Acht riesige Theropoden - zu denen auch der bekannte Tyrannosaurus rex gehört - preschten in Las Águilas einst durch den Morast. "In dieser Woche haben wir drei Zähne von Theropoden gefunden", berichtet Frey. Eine rund zweistündige Autofahrt entfernt nahe der Siedlung Paredon studieren die Wissenschaftler die sogenannte Kreide-Tertiär-Grenze. An Bruchstellen in der Landschaft lässt sich der Übergang zwischen den beiden Erdzeitaltern in den Bodenschichten erkennen. Dort finden sich Ammoniten, Schnecken, Krebse und Schildkrötenpanzer.

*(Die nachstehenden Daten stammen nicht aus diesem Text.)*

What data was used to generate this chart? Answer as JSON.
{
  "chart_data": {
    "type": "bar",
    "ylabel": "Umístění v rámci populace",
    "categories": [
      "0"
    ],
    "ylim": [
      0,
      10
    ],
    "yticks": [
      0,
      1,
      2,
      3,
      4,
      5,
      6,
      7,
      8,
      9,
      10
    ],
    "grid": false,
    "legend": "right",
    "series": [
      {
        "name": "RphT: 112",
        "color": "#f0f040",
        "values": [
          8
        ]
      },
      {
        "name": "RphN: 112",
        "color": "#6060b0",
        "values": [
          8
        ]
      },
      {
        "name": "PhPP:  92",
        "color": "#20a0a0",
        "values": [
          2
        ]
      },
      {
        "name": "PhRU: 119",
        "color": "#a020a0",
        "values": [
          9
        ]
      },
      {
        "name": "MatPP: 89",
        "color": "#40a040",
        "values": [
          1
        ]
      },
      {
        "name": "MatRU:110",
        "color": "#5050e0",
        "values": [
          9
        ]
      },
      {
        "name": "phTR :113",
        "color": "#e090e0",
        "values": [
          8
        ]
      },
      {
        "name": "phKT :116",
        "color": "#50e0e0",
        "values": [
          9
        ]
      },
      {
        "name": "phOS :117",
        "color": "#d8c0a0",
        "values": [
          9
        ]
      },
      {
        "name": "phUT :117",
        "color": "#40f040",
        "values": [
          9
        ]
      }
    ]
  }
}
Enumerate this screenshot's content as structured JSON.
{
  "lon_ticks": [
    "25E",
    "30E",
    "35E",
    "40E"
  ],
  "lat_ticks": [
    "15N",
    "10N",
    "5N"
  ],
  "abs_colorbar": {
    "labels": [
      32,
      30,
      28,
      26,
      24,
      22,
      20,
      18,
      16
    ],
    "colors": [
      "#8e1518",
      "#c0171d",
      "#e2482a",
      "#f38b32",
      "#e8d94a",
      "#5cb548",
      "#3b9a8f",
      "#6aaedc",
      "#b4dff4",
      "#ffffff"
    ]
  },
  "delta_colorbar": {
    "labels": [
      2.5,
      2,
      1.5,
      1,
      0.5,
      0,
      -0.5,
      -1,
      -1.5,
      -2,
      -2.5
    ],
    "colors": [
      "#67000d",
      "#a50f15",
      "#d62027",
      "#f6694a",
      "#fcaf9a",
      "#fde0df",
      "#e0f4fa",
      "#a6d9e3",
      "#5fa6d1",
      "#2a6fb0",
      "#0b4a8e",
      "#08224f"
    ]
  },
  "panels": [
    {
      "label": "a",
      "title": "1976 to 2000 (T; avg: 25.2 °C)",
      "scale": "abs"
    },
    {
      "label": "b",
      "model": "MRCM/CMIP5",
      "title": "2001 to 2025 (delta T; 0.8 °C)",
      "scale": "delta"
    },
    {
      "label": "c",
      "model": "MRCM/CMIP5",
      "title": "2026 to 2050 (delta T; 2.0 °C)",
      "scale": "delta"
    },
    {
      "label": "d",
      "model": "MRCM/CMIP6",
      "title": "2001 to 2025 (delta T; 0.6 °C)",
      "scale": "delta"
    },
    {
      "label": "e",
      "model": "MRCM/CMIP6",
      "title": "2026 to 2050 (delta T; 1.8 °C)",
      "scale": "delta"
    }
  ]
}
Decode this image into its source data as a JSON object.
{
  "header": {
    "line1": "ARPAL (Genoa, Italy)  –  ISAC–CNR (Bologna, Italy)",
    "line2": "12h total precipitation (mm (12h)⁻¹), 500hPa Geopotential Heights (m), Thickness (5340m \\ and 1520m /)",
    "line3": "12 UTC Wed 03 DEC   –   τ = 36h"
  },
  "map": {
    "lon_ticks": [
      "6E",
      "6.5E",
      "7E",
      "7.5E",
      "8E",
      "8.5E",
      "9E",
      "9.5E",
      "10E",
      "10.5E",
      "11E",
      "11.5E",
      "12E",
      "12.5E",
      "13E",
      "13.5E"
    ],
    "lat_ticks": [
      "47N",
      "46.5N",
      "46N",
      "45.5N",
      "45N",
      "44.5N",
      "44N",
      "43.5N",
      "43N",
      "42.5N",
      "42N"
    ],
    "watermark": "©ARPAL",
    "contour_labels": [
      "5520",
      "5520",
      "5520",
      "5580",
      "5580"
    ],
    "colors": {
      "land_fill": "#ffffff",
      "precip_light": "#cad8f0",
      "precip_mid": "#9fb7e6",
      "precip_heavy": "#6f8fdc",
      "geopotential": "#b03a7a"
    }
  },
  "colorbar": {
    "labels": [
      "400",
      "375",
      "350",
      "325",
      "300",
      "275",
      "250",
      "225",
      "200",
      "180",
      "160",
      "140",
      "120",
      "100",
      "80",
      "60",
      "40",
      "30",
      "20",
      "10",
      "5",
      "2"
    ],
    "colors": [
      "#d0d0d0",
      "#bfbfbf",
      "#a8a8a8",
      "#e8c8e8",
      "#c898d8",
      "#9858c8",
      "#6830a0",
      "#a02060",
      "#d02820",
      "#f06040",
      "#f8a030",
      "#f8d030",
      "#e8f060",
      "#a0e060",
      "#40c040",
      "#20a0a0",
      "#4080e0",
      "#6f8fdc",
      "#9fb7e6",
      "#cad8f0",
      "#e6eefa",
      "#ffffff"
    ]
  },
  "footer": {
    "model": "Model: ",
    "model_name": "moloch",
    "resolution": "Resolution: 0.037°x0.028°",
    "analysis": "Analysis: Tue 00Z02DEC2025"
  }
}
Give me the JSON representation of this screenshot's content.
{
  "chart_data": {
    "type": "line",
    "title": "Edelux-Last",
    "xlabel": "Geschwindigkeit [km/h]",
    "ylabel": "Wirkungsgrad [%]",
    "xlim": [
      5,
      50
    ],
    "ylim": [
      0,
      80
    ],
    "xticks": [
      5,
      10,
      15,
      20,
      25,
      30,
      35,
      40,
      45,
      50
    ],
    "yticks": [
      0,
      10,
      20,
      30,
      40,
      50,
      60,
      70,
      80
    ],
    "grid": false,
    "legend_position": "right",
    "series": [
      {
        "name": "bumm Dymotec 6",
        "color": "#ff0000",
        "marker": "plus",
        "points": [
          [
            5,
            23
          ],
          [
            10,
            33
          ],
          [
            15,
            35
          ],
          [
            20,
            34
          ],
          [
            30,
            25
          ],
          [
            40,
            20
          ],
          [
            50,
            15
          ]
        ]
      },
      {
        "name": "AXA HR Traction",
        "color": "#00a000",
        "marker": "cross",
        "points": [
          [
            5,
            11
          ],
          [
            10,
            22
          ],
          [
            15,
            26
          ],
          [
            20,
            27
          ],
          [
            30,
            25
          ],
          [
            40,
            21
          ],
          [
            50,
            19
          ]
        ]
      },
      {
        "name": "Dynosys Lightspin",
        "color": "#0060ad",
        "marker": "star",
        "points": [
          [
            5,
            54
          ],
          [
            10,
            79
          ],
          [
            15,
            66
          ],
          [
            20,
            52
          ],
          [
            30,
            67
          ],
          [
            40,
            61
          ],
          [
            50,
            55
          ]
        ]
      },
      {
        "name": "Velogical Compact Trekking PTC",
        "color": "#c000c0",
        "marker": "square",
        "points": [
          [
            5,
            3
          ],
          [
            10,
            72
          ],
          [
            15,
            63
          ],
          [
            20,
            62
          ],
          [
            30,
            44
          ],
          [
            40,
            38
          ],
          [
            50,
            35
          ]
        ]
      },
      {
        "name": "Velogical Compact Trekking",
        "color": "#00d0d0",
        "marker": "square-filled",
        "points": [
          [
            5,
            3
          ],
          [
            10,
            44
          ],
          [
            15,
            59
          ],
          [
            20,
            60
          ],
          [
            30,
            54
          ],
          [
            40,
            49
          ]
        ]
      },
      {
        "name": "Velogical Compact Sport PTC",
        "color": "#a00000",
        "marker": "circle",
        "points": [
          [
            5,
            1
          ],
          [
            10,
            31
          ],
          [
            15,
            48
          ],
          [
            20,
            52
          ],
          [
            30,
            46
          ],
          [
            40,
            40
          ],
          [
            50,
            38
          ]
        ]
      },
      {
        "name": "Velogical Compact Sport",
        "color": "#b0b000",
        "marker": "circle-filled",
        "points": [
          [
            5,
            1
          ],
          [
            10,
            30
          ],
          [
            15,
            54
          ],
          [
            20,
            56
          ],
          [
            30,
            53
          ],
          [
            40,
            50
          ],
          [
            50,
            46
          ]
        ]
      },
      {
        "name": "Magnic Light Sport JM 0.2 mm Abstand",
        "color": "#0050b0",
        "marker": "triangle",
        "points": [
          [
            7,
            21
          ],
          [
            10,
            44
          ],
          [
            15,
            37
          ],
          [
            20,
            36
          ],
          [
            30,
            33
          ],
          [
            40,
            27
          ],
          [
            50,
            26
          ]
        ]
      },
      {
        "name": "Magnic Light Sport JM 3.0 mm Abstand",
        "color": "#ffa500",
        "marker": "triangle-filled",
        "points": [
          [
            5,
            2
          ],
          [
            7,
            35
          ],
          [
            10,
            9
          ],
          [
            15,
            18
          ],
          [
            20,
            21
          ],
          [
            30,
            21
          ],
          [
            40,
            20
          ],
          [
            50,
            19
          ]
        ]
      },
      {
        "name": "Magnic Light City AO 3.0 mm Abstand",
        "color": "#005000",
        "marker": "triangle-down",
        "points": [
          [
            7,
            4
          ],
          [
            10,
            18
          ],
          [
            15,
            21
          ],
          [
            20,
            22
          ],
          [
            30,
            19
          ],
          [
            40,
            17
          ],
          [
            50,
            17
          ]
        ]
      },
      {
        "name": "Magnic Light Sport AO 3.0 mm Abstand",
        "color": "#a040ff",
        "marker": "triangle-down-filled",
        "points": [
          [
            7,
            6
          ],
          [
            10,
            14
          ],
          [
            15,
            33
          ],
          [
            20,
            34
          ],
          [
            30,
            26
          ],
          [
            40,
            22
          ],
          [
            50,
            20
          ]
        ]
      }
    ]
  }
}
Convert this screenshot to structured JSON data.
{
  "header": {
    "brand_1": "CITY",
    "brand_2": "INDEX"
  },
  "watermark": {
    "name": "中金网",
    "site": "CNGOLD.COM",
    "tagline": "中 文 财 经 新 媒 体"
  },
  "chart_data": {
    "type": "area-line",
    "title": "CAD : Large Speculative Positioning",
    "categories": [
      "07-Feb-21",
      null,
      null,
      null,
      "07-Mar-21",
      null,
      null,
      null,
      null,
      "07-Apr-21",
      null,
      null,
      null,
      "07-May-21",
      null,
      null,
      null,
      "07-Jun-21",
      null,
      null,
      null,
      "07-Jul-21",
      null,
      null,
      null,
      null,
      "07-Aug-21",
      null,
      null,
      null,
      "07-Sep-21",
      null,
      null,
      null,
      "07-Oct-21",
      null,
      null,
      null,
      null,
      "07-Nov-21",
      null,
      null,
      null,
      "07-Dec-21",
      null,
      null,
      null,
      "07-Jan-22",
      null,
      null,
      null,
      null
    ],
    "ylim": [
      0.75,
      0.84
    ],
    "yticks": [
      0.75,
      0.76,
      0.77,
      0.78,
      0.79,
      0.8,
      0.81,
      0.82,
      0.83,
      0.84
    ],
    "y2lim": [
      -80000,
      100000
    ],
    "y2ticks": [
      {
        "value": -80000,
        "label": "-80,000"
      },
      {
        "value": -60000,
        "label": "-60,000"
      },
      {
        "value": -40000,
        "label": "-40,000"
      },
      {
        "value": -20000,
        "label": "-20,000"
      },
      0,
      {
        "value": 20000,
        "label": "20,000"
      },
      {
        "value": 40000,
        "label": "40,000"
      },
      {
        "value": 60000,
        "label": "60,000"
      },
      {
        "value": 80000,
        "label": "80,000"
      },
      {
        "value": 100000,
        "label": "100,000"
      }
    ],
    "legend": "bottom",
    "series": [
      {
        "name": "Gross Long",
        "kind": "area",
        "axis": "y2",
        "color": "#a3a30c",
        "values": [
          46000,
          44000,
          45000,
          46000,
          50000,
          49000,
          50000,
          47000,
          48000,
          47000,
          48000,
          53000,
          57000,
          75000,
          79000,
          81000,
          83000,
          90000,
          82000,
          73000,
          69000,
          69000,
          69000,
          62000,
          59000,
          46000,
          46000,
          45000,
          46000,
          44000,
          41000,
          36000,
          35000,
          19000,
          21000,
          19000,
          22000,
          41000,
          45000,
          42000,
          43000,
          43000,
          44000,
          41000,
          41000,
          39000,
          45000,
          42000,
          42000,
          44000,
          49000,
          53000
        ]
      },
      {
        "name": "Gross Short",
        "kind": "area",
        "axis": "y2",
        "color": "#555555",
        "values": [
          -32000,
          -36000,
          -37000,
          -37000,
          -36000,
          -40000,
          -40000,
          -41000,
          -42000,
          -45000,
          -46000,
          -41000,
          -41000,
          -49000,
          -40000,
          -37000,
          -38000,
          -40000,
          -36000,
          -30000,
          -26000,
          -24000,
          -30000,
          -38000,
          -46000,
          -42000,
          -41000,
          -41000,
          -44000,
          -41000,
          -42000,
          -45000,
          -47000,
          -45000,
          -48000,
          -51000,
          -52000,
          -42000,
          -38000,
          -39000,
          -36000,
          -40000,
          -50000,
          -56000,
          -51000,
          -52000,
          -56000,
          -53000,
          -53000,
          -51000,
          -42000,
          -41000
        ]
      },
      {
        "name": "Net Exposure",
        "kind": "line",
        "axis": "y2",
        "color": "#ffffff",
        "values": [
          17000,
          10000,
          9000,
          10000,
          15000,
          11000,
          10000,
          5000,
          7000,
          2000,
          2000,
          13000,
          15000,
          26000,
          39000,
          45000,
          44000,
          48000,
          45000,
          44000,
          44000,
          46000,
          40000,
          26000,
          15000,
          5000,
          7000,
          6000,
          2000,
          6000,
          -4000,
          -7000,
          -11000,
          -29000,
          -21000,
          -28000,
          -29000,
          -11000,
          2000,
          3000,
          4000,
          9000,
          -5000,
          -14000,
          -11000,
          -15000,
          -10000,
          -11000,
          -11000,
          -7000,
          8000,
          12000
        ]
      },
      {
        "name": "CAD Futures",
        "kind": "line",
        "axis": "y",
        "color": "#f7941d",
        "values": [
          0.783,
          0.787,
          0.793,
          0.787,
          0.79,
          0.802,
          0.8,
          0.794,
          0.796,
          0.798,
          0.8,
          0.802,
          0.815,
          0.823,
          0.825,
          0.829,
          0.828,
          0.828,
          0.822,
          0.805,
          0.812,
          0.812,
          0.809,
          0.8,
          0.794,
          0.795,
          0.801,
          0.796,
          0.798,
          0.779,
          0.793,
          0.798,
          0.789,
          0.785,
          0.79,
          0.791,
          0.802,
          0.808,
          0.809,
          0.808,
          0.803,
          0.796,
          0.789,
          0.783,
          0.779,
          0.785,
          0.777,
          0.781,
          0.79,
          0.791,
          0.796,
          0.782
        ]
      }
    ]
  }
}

Vor rund 65 Millionen Jahren verschwanden zahlreiche Arten, darunter auch die Dinosaurier. Was das Massensterben ausgelöst hat, ist eine kontrovers diskutierte Frage in der Forscherszene. Die möglichen Ursachen reichen von starken Vulkanausbrüchen bis zum Einschlag eines Meteoriten im Chicxulub-Krater auf der Halbinsel Yucatán. "Ich gehe hingegen von einem graduellen Prozess aus", sagt Stinnesbeck. "Dafür spricht, dass der Einschlag etwa 300.000 Jahre vor der Kreide-Tertiär-Grenze liegt." Während in der Kreidezeit ein regelrechtes Treibhausklima herrschte, seien die Temperaturen in den letzten fünf Millionen Jahren dieser Epoche kontinuierlich gefallen. Vielen Lebewesen sei es noch gelungen, sich an diese Klimaveränderung anzupassen. "Dann aber stieg die Temperatur plötzlich wieder an. Das könnte zu dem Massenaussterben geführt haben", erklärt Stinnesbeck.

An der Fundstätte Las Águilas haben die Heidelberger Studenten und Freys Mitarbeiter vom Naturkundemuseum Karlsruhe die Dinosaurierknochen mittlerweile an der Oberfläche vollständig freigelegt. Sie bedecken die Fundstücke mit Alufolie und gipsen sie schließlich ein. Dann wird die Grabungsstelle zugeschüttet, um die Knochen vor der Witterung zu schützen. Auch wenn die bürokratischen Mühlen langsam mahlen, ist Frey zuversichtlich, auf dem Dinosaurier-Friedhof noch so manchen spektakulären Fund zu machen: "Unsere Ergebnisse sind sehr vielversprechend, eine umfangreiche Grabung hier würde sich auf jeden Fall lohnen."